Anika Geisel Anika Geisel arbeitet im Policy Team von Facebook in Berlin. Zuvor war sie als Senior Consultant bei der Eck Consulting Group für die Konzeption und Betreuung integrierter Onlinemaßnahmen zuständig. Anika Geisel besitzt einen Master in „Medien und Kommunikation“ und schreibt im PR-Blogger über Themen wie Online-Kommunikation, Organisation, Krisenkommunikation sowie Blogger Relations. Privat bloggt sie über die Formel 1 aus Frauensicht.

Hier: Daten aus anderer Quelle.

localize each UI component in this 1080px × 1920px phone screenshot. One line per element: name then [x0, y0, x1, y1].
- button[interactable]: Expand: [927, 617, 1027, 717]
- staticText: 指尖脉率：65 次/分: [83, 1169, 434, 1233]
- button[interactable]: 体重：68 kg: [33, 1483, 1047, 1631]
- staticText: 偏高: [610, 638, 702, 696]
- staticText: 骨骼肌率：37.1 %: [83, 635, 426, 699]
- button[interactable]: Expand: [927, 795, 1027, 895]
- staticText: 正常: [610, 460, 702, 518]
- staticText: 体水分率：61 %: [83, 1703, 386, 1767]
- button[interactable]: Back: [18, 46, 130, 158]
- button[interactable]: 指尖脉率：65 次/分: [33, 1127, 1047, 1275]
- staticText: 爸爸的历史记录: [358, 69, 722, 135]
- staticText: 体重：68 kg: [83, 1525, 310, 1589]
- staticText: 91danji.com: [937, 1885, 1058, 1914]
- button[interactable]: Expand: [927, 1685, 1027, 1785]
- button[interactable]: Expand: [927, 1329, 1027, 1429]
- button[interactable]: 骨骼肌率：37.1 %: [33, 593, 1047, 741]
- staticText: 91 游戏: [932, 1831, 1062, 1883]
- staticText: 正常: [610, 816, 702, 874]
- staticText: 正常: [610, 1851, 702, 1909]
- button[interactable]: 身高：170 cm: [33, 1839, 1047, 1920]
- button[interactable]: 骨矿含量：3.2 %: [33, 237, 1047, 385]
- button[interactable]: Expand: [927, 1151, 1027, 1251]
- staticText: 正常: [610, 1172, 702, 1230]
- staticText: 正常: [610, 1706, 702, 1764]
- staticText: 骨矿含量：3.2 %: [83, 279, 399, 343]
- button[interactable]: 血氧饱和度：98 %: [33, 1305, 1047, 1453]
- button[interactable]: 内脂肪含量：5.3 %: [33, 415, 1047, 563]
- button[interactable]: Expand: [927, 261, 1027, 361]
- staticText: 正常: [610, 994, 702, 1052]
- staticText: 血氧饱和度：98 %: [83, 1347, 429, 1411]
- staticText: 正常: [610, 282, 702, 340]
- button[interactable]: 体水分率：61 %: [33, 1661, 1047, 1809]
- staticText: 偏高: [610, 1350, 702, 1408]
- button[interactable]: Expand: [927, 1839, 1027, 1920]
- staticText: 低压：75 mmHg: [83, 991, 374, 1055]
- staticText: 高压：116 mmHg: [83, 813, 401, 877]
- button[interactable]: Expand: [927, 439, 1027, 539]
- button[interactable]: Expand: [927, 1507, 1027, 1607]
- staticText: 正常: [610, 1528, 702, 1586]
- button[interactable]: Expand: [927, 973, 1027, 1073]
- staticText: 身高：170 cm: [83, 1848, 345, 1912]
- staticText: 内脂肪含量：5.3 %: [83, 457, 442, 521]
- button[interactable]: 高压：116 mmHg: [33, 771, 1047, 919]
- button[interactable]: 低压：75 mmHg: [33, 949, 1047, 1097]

Transparenz-Interview 5: Cirquent als Pionier der B2B Social Media Szene

5 Minuten Lesedauer

Im B2B-Bereich ist es möglich, über Social Media erfolgreich zu kommunizieren. Darüber haben wir vor einer Woche auf einer Veranstaltung der Profilwerkstatt in Darmstadt diskutiert (Video auf Facebook). Meike Leopold, PR-Managerin von Cirquent, glaubt an die Social Media Kommunikation und akzeptiert die neue Transparenz des Webs. Sie gehört zu den Vorreitern der Social Media Kommunikation im B2B-Umfeld. Das IT-Consulting-Unternehmen hat vor über zwei Jahren einen Corporate Blog gestartet hat – nach und nach sind weitere Social Media Aktivitäten wie zum Beispiel Twitter hinzugekommen.  

Meike Leopold Cirquent

1. Frau Leopold, Sie sind eine Corporate Bloggerin und eine Corporate Twitterin. Was heißt das für Sie persönlich? Was muss man darunter verstehen? 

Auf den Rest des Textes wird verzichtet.